198 Parnell St in Dublin then upped its production of grenades and became a significant munitions store – because it was no longer possible to conceal the product, a steel plate was fitted behind the shop counter and a pistol and grenades kept at the counter itself.  In the end the British came across the munition factory and store by accident when no-one was there.


British Forces outside the bicycle shop after the raid.

Other grenade production facilities were established in 1921, with a production capacity of 1000 per week. Later production facilities became even more industrial with revised casting technology improving manufacture.  Security too, improved. Every production facility was emptied as work finished so any raids would be inconclusive.  Finished munitions were kept in hides, and there was a full time organisation to move them around the city. Faked books to disguise legitimate production runs of legal products were generated, and secret dumps of reserve material were established. McHugh claimed to have personal knowledge of still extant dumps from that time even in 1952 “just in case”.

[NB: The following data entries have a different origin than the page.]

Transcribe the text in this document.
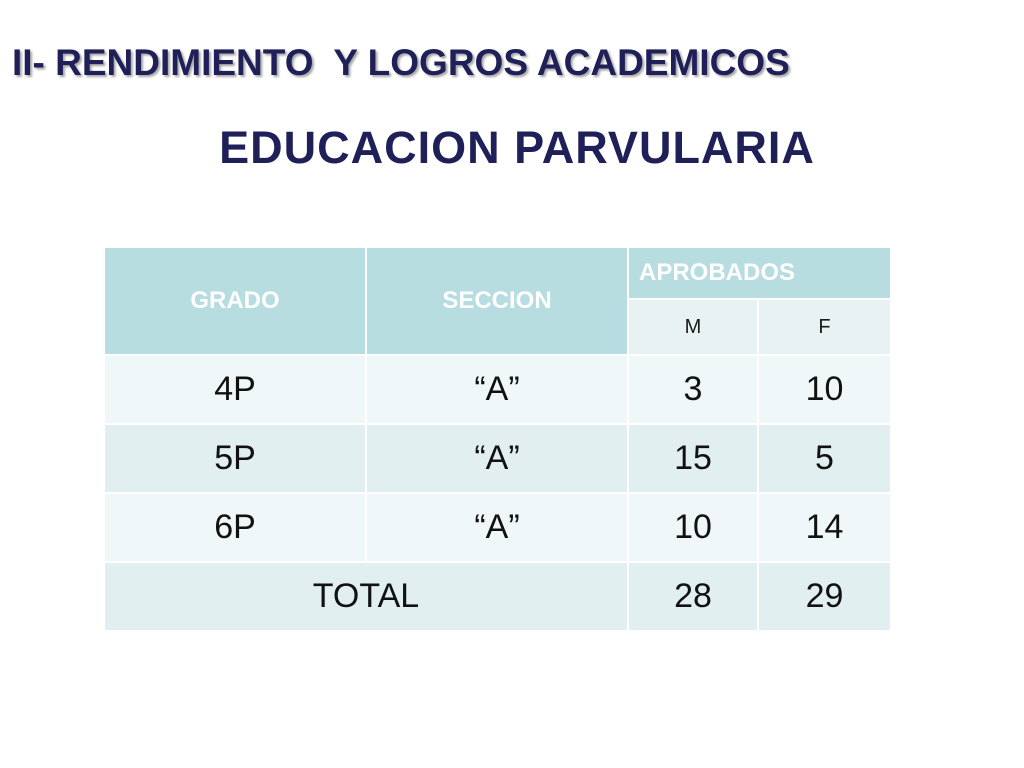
II- RENDIMIENTO  Y LOGROS ACADEMICOS
EDUCACION PARVULARIA
GRADO	SECCION	APROBADOS	
		M	F
4P	“A”	3	10
5P	“A”	15	5
6P	“A”	10	14
TOTAL		28	29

In 1922 work began on a new IRA mortar, this time based on an oxygen gas cylinder (I kid you not!). The cylinder was used for a barrel, and the mortar bombs were cast iron, pear shaped with 4 fins. The launch tripod was fitted with a quadrant and pendulum to set the angle. The propellant was a shotgun cartridge, again with an augmenting charge of blackpowder. (In 1997 I was still encountering improvised mortars using a blackpowder charge).  Trials were undertaken in late 1922 outside Buttevant Barracks. The mortar bombs launched, tumbling as they reached full height then fell nose first.  The mortar was used by the IRA in an action against Free State forces in Kilmallock and again at Macroom.